I'm told Jarrell was a good friend of poet Robert Lowell, and that Jarrell was Poet Laureate (or at least what is now known as Poet Laureate). Poetry is another gaping (very much gaping) hole in my reading repetoire that I swear one day I am going to address.
Anyway, it's the blurbs that sold me.
"My favorite short-story anthology is Randall Jarrell's, with a brilliant essay as a preface." --Michael Dirda, Washington Post
"Long out of print, this landmark volume--and the sweeping essay at the front--may change how you think about fiction. (It may also change how you think about your own life.) This is a book to return to, and to keep."--Stephen Burt
Brad Leithauser calls the anthology "as fine an entry into the art of the short story as any I know." How could I possibly pass it up. Besides, I'm an easy sell when it comes to short stories. I love short stories, though I don't read enough of them. This book, I plan on reading. I'm starting with that much lauded introductory essay of course (and may share my findings here).

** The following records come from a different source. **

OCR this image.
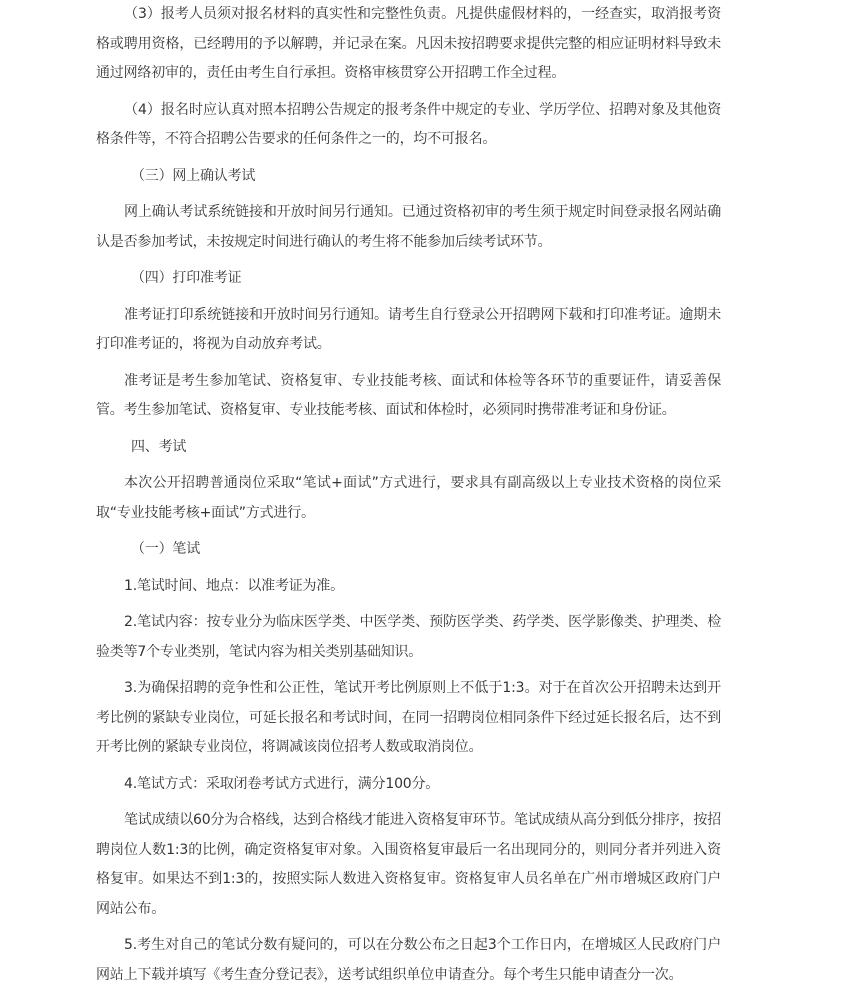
（3）报考人员须对报名材料的真实性和完整性负责。凡提供虚假材料的，一经查实，取消报考资格或聘用资格，已经聘用的予以解聘，并记录在案。凡因未按招聘要求提供完整的相应证明材料导致未通过网络初审的，责任由考生自行承担。资格审核贯穿公开招聘工作全过程。

（4）报名时应认真对照本招聘公告规定的报考条件中规定的专业、学历学位、招聘对象及其他资格条件等，不符合招聘公告要求的任何条件之一的，均不可报名。

（三）网上确认考试

网上确认考试系统链接和开放时间另行通知。已通过资格初审的考生须于规定时间登录报名网站确认是否参加考试，未按规定时间进行确认的考生将不能参加后续考试环节。

（四）打印准考证

准考证打印系统链接和开放时间另行通知。请考生自行登录公开招聘网下载和打印准考证。逾期未打印准考证的，将视为自动放弃考试。

准考证是考生参加笔试、资格复审、专业技能考核、面试和体检等各环节的重要证件，请妥善保管。考生参加笔试、资格复审、专业技能考核、面试和体检时，必须同时携带准考证和身份证。

四、考试

本次公开招聘普通岗位采取“笔试+面试”方式进行，要求具有副高级以上专业技术资格的岗位采取“专业技能考核+面试”方式进行。

（一）笔试

1.笔试时间、地点：以准考证为准。

2.笔试内容：按专业分为临床医学类、中医学类、预防医学类、药学类、医学影像类、护理类、检验类等7个专业类别，笔试内容为相关类别基础知识。

3.为确保招聘的竞争性和公正性，笔试开考比例原则上不低于1:3。对于在首次公开招聘未达到开考比例的紧缺专业岗位，可延长报名和考试时间，在同一招聘岗位相同条件下经过延长报名后，达不到开考比例的紧缺专业岗位，将调减该岗位招考人数或取消岗位。

4.笔试方式：采取闭卷考试方式进行，满分100分。

笔试成绩以60分为合格线，达到合格线才能进入资格复审环节。笔试成绩从高分到低分排序，按招聘岗位人数1:3的比例，确定资格复审对象。入围资格复审最后一名出现同分的，则同分者并列进入资格复审。如果达不到1:3的，按照实际人数进入资格复审。资格复审人员名单在广州市增城区政府门户网站公布。

5.考生对自己的笔试分数有疑问的，可以在分数公布之日起3个工作日内，在增城区人民政府门户网站上下载并填写《考生查分登记表》，送考试组织单位申请查分。每个考生只能申请查分一次。
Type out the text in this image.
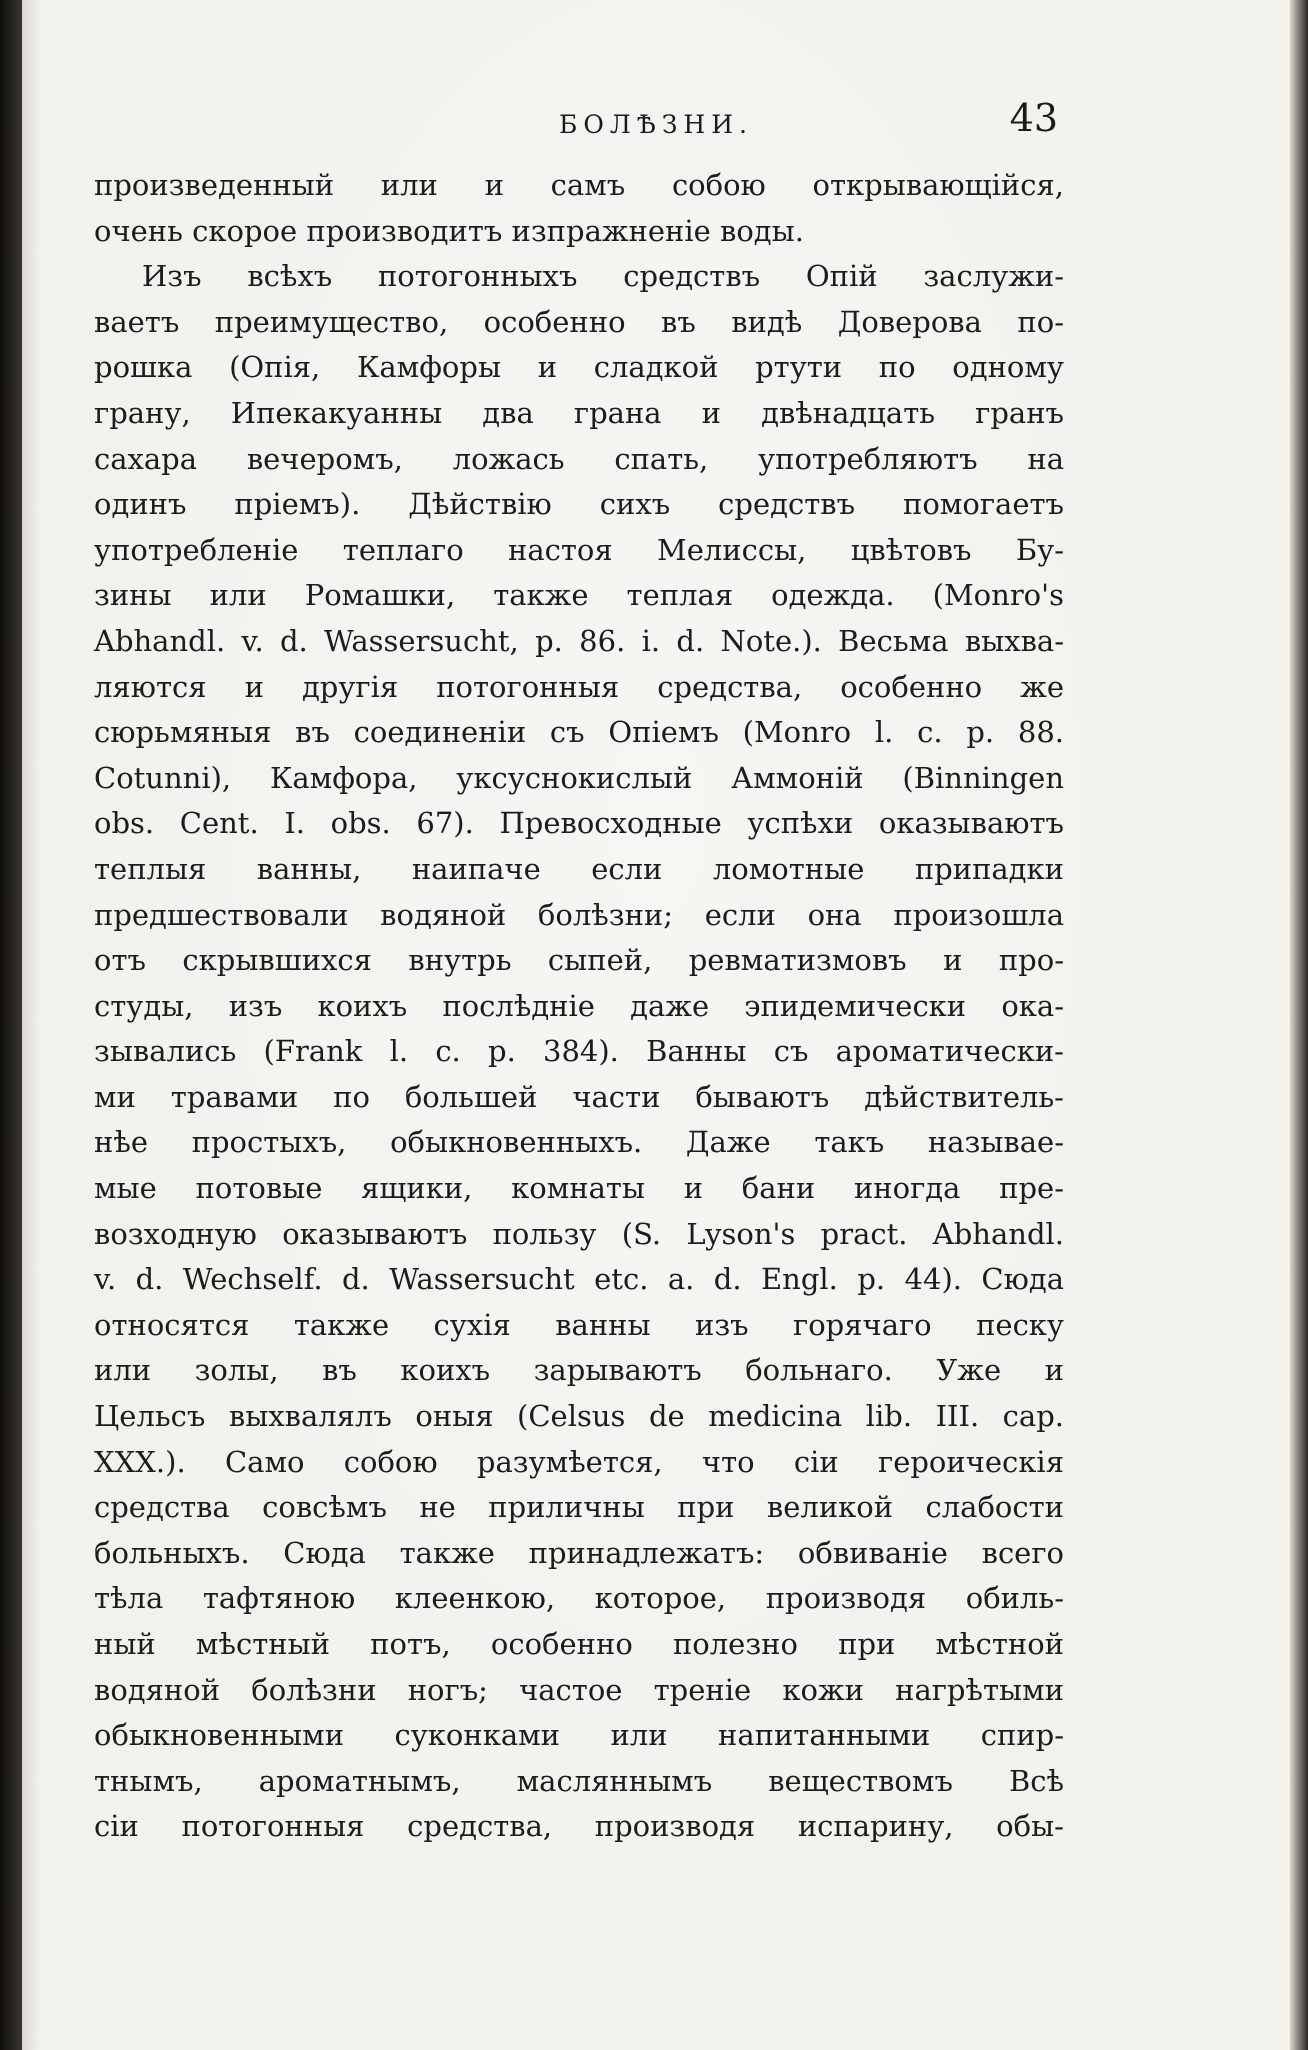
БОЛѢЗНИ.	43
произведенный или и самъ собою открывающійся,
очень скорое производитъ изпражненіе воды.
Изъ всѣхъ потогонныхъ средствъ Опій заслужи-
ваетъ преимущество, особенно въ видѣ Доверова по-
рошка (Опія, Камфоры и сладкой ртути по одному
грану, Ипекакуанны два грана и двѣнадцать гранъ
сахара вечеромъ, ложась спать, употребляютъ на
одинъ пріемъ). Дѣйствію сихъ средствъ помогаетъ
употребленіе теплаго настоя Мелиссы, цвѣтовъ Бу-
зины или Ромашки, также теплая одежда. (Monro's
Abhandl. v. d. Wassersucht, p. 86. i. d. Note.). Весьма выхва-
ляются и другія потогонныя средства, особенно же
сюрьмяныя въ соединеніи съ Опіемъ (Monro l. c. p. 88.
Cotunni), Камфора, уксуснокислый Аммоній (Binningen
obs. Cent. I. obs. 67). Превосходные успѣхи оказываютъ
теплыя ванны, наипаче если ломотные припадки
предшествовали водяной болѣзни; если она произошла
отъ скрывшихся внутрь сыпей, ревматизмовъ и про-
студы, изъ коихъ послѣдніе даже эпидемически ока-
зывались (Frank l. c. p. 384). Ванны съ ароматически-
ми травами по большей части бываютъ дѣйствитель-
нѣе простыхъ, обыкновенныхъ. Даже такъ называе-
мые потовые ящики, комнаты и бани иногда пре-
возходную оказываютъ пользу (S. Lyson's pract. Abhandl.
v. d. Wechself. d. Wassersucht etc. a. d. Engl. p. 44). Сюда
относятся также сухія ванны изъ горячаго песку
или золы, въ коихъ зарываютъ больнаго. Уже и
Цельсъ выхвалялъ оныя (Celsus de medicina lib. III. cap.
XXX.). Само собою разумѣется, что сіи героическія
средства совсѣмъ не приличны при великой слабости
больныхъ. Сюда также принадлежатъ: обвиваніе всего
тѣла тафтяною клеенкою, которое, производя обиль-
ный мѣстный потъ, особенно полезно при мѣстной
водяной болѣзни ногъ; частое треніе кожи нагрѣтыми
обыкновенными суконками или напитанными спир-
тнымъ, ароматнымъ, масляннымъ веществомъ Всѣ
сіи потогонныя средства, производя испарину, обы-
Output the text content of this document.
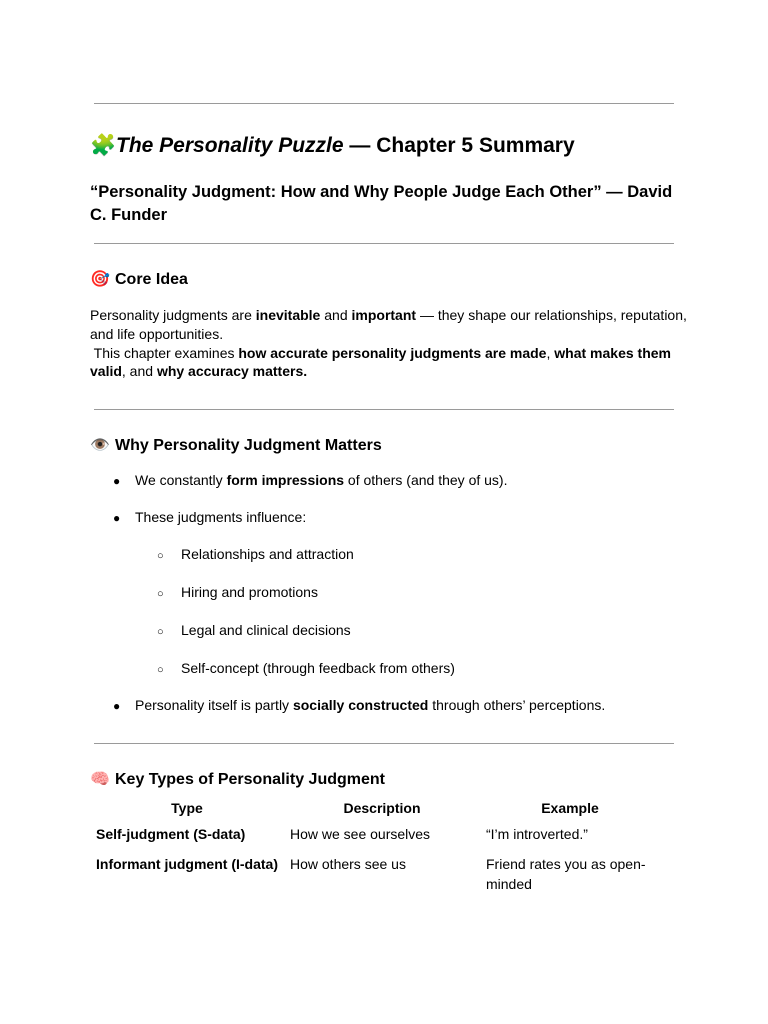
🧩The Personality Puzzle — Chapter 5 Summary
“Personality Judgment: How and Why People Judge Each Other” — David C. Funder
🎯 Core Idea
Personality judgments are inevitable and important — they shape our relationships, reputation, and life opportunities.
This chapter examines how accurate personality judgments are made, what makes them valid, and why accuracy matters.
👁️ Why Personality Judgment Matters
● We constantly form impressions of others (and they of us).
● These judgments influence:
○ Relationships and attraction
○ Hiring and promotions
○ Legal and clinical decisions
○ Self-concept (through feedback from others)
● Personality itself is partly socially constructed through others’ perceptions.
🧠 Key Types of Personality Judgment
Type	Description	Example
Self-judgment (S-data)	How we see ourselves	“I’m introverted.”
Informant judgment (I-data)	How others see us	Friend rates you as open-minded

I bet you're curious to know who Jarrell has chosen for inclusion in the book, right?
Franz Kafka, Anton Chekhov, Rainer Maria Rilke, Robert Frost, Giovanni Verga, Nikolai Gogol, Elizabeth Bowen, Ludwig Tieck, Bertolt Brecht, Leo Tolstoy, Peter Taylor, Hans Christian Andersen, Katherine Anne Porter, the Bothers Grimm, E.M. Forster, the Book of Jonah, Saint-Simon, Isaac Babel, Chuang Tzu, Hugo Von Hofmannsthal, William Blake, D.H. Lawrence, Ivan Turgenev, William Wordsworth, Frank O'Connor, and Isak Dinesen.
Okay, so a little thin on women writers, but as someone else mentioned in a review it is an idiosyncratic and eclectic selection, so I'm willing to go with his choices. I'm very excited about my find and am going to start reading this weekend! First story is "A Country Doctor" by Franz Kafka. Yay for short stories.